Ночь с 10 на 11 мая 1940 г. застала меня в доме, стоящем на опушке леса, в трех километрах от деревни. Моя семья жила в Париже. Было свежо, ясно. Филины, фазаны перекликались какими-то деревянными голосами. Им вторил хор лягушек. Меня клонило ко сну: накануне я провел бессонную ночь у постели тяжелобольного.

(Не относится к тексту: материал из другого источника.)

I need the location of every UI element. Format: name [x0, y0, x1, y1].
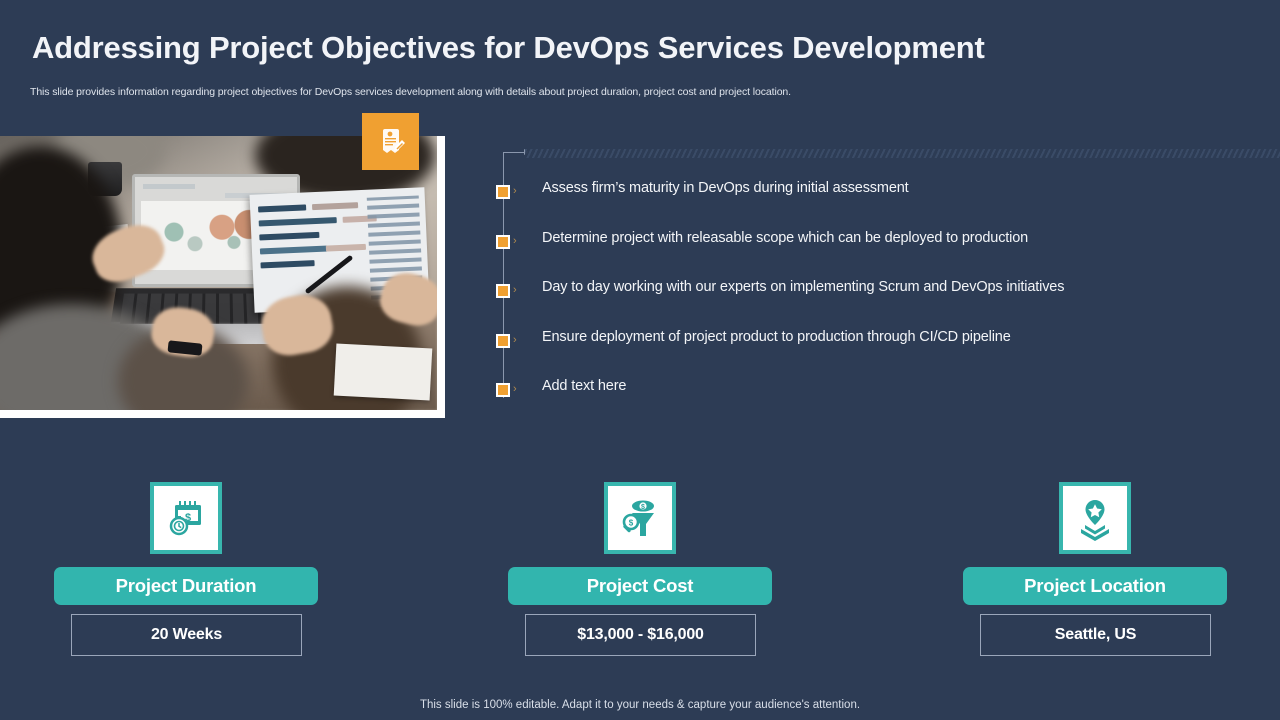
- card-title: Project Cost: [508, 567, 772, 605]
- photo-open-notebook: [334, 344, 433, 401]
- card-title: Project Duration: [54, 567, 318, 605]
- photo-report-bar: [326, 244, 366, 252]
- list-item[interactable]: › Add text here: [496, 376, 1280, 426]
- list-item-label: Day to day working with our experts on i…: [542, 279, 1064, 295]
- list-item[interactable]: › Determine project with releasable scop…: [496, 228, 1280, 278]
- chevron-right-icon: ›: [513, 283, 517, 297]
- orange-square-bullet-icon: [496, 334, 510, 348]
- photo-report-bar: [258, 204, 306, 212]
- meeting-photo: [0, 136, 437, 410]
- photo-report-bar: [260, 260, 314, 268]
- chevron-right-icon: ›: [513, 184, 517, 198]
- objectives-list: › Assess firm’s maturity in DevOps durin…: [496, 178, 1280, 426]
- footer-note: This slide is 100% editable. Adapt it to…: [0, 699, 1280, 711]
- chevron-right-icon: ›: [513, 382, 517, 396]
- orange-square-bullet-icon: [496, 185, 510, 199]
- list-item[interactable]: › Ensure deployment of project product t…: [496, 327, 1280, 377]
- card-title: Project Location: [963, 567, 1227, 605]
- map-pin-star-icon: [1059, 482, 1131, 554]
- card-value: $13,000 - $16,000: [525, 614, 756, 656]
- funnel-money-magnifier-icon: $ $: [604, 482, 676, 554]
- chevron-right-icon: ›: [513, 234, 517, 248]
- photo-laptop-heading: [143, 184, 195, 189]
- orange-square-bullet-icon: [496, 383, 510, 397]
- photo-frame: [0, 136, 445, 418]
- orange-square-bullet-icon: [496, 284, 510, 298]
- chevron-right-icon: ›: [513, 333, 517, 347]
- list-item-label: Assess firm’s maturity in DevOps during …: [542, 180, 909, 196]
- list-item-label: Add text here: [542, 378, 626, 394]
- svg-text:$: $: [641, 504, 645, 511]
- orange-square-bullet-icon: [496, 235, 510, 249]
- photo-report-bar: [312, 202, 358, 210]
- page-subtitle: This slide provides information regardin…: [30, 86, 1030, 98]
- list-item[interactable]: › Assess firm’s maturity in DevOps durin…: [496, 178, 1280, 228]
- calendar-clock-dollar-icon: $: [150, 482, 222, 554]
- card-value: 20 Weeks: [71, 614, 302, 656]
- svg-text:$: $: [629, 519, 634, 528]
- list-item-label: Ensure deployment of project product to …: [542, 329, 1011, 345]
- certificate-document-icon: [362, 113, 419, 170]
- photo-report-bar: [259, 232, 319, 241]
- card-value: Seattle, US: [980, 614, 1211, 656]
- hatched-divider: [525, 149, 1280, 158]
- page-title: Addressing Project Objectives for DevOps…: [32, 30, 1252, 66]
- list-item-label: Determine project with releasable scope …: [542, 230, 1028, 246]
- list-item[interactable]: › Day to day working with our experts on…: [496, 277, 1280, 327]
- photo-report-bar: [259, 217, 337, 226]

Незадолго до зари я проснулся от странного густого жужжания. Подошел к окну и взглянул на черное предутреннее небо. Над всей местностью и прямо над головой, где-то в вышине, кружились не видимые простым глазом десятки самолетов. Земля еще спала, а небо жило своей странной жизнью. Откуда-то издалека доносился гул глубоких и звонких взрывов, на горизонте, в стороне Сюлли, Орлеана, Вьерзона, вспыхивали молнии разрывов.
Внезапно где-то, как казалось, совсем недалеко, ухнуло, и от сильного взрыва задрожали стекла. Затем все разом смолкло. Жужжащий шум самолетов стал ослабевать, удаляться, все такой же невидимый и непонятный, и наконец смолк где-то за горизонтом. Вновь тишина деревенской ночи окутала землю, и снова гортанно заклохтали фазаны, заквакали лягушки.
Я лег. Но мне не спалось. Было ясно, что начались какие-то крупные события. «Чудная» война, война без выстрелов, без грохота снарядов, кончилась. Уже рвались бомбы, гудели самолеты, и во мне с новой силой ожили воспоминания о прошлой войне. С нетерпением я ждал первых лучей солнца и первых известий по радио. В семь часов утра я уже сидел у радиоприемника.
Но радио не сообщало ничего. Как обычно, диктор передавал для невидимых любителей урок утренней гимнастики. Сколько французов в это утро, подобно мне, отходили разочарованные от радио.
Никогда еще радиоприемники так не раскупались, как перед войной и в первые дни войны. Все верили, что теперь никто не сможет скрыть правды: если не свои, то хоть вражеские или нейтральные страны скажут что-нибудь. Но война показала, сколь неосновательны были эти надежды. Во-первых, многие иностранные радио лгали не меньше французского или же молчали о самом главном. Во-вторых, именно в те моменты, когда не стало ни газет, ни телеграмм и когда все жадно набрасывались на радиоприемники, радио замолчало: там, где уже не было газет, не стало и электричества. Нельзя было даже зарядить аккумуляторы. В момент великого исхода, после перемирия, вся страна жила одними слухами, без газет и без радио.